Three years ago, Neiman also became involved with Honor Flight Nevada, a program transports as many military veterans as possible to see the memorials of the respective war they fought in Washington, D.C. at no cost to them. Neiman, who has been on many flights, said the average age of the World War II veterans, for example, is 90; nevertheless, Neiman enjoys their tales of military service.
“It’s so amazing — these flights or on the bus sitting there and just doing my thing,” Neiman said. “Listening to the stories coming out of these men and women are amazing. We had our third Honor Flight that came back with 51 Vietnam veterans.
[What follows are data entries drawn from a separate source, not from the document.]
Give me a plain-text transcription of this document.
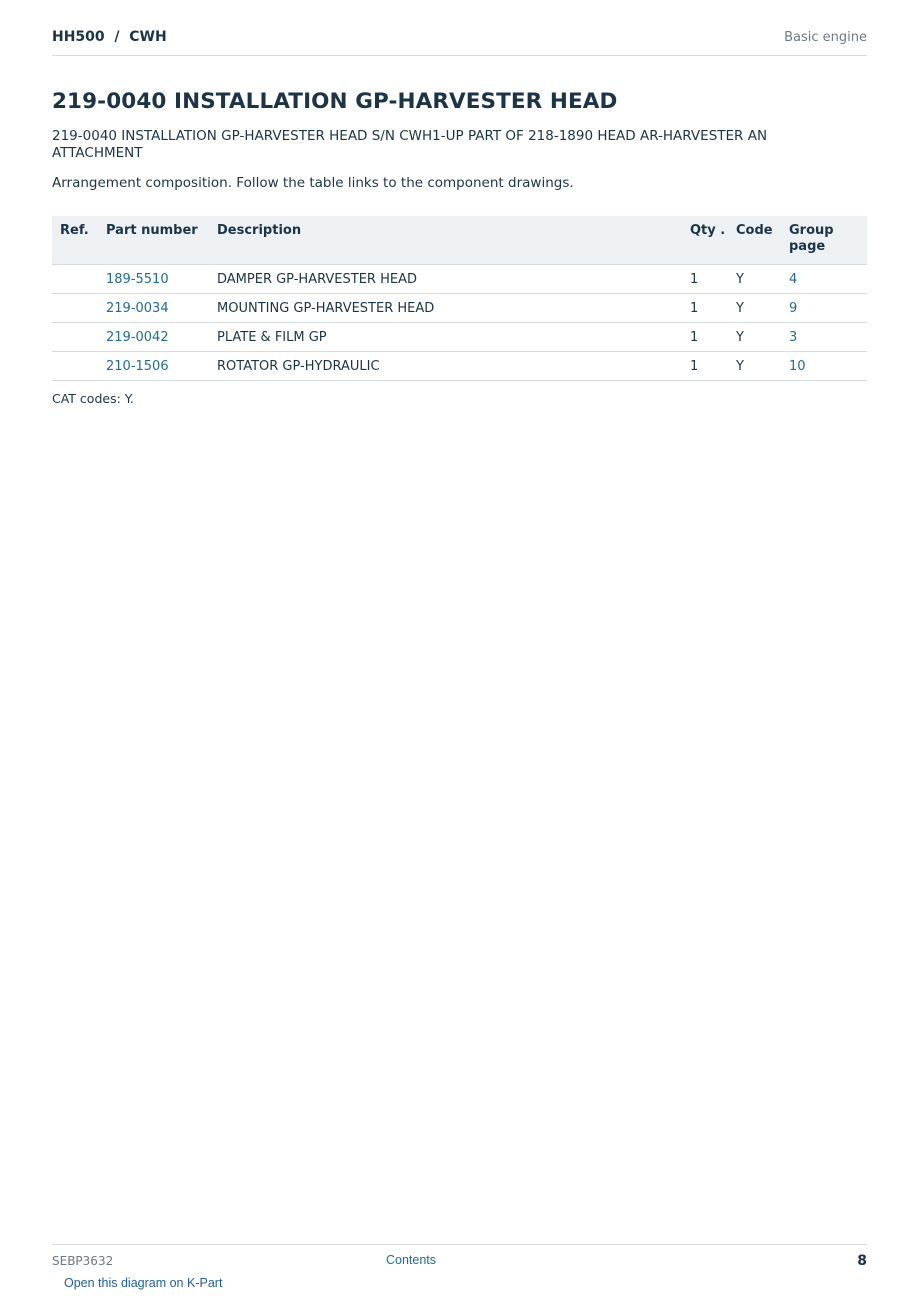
HH500  /  CWH	Basic engine
219-0040 INSTALLATION GP-HARVESTER HEAD
219-0040 INSTALLATION GP-HARVESTER HEAD S/N CWH1-UP PART OF 218-1890 HEAD AR-HARVESTER AN ATTACHMENT
Arrangement composition. Follow the table links to the component drawings.
Ref.	Part number	Description	Qty .	Code	Group page
	189-5510	DAMPER GP-HARVESTER HEAD	1	Y	4
	219-0034	MOUNTING GP-HARVESTER HEAD	1	Y	9
	219-0042	PLATE & FILM GP	1	Y	3
	210-1506	ROTATOR GP-HYDRAULIC	1	Y	10
CAT codes: Y.
SEBP3632	Contents	8
Open this diagram on K-Part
It was an outstanding program and proud to be a part of it.”
Neiman’s military career also took her to unique places and to foreign lands. She first joined the military almost 34 years ago when she lived in Atlanta.
“I had been out of nursing school for about five years looking for a way to give back. I didn’t know what to do,” she said.
Eventually, she began commuting from Atlanta to the Charleston AFB in South Carolina during peacetime. Because of her medical background, she was able to travel to Germany, Panama or other bases on the east coast.
When Desert Shield broke out in August 1990, she was attending her reserve weekend. Her determination quickly emerged because she insisted on going to the Middle East to serve her nation.
“I am going,” she said. “I never picked up a gun in my life, but I qualified as an expert.”
Within a month, she was in the United Arab Emirate. Once Desert Storm ended, she and her family moved to Nevada where she joined the Nevada Air National Guard, where she stayed for 12 years. Her first assignment was as chief nurse.
During her final eight years in the military, Neiman drilled at Travis Air Force Base 30 miles west of Sacramento where she eventually earned a promotion to colonel.
“For eight years, I commuted back and forth (over the Sierra) through weather, construction and traffic,” she added.
Yet, one thing in common these ladies still have is their commitment to duty and their country. If they had an opportunity to relive their lives, each one said they would not have changed it. For these four women, they said it was an honor to put on the uniform and serve, both in peacetime and during war.